Daily editorial brief · 2026-03-11 06:45 ICT

Executive context

Global energy-price volatility — crude swinging double-digits on Hormuz uncertainty — is pushing logistics costs higher across every retail supply chain node. Simultaneously, China's property-sector distress is dampening Chinese tourist spend in Thai retail corridors, while domestic consumers are tightening wallets ahead of anticipated price increases. Retailers must unify their physical and digital channels to protect margins and retain share in a contracting demand environment.

Industry pressure

Retailers are balancing margin protection with personalized engagement across online and store channels.

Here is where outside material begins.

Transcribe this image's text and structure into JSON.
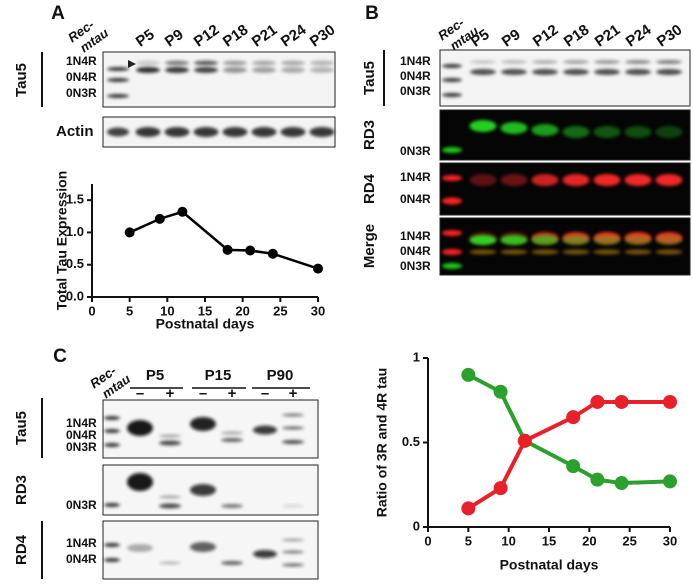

MR. D.I.Y.'s push to 1,500 outlets shows that physical retail remains critical, but Bangkok Post's chat-commerce report reveals that Line-based purchasing is growing 35 % year-on-year. Retailers operating siloed POS and e-commerce stacks face inventory fragmentation, inconsistent pricing, and a 12–18 % gap in cross-channel conversion versus unified competitors.

Transformation response

The Unified Commerce Core collapses the traditional separation between store systems, e-commerce platforms, and marketplace feeds into a single order-management and inventory-allocation engine. Per IDC's Retail Digital Transformation MaturityScape, retailers achieving unified-commerce maturity grow revenue per square metre by 22 % and reduce fulfilment cost-to-serve by 17 %. The platform supports real-time inventory promise across Line shopping, Shopee, Lazada, and physical POS — ensuring the customer sees one brand, one price, one stock pool.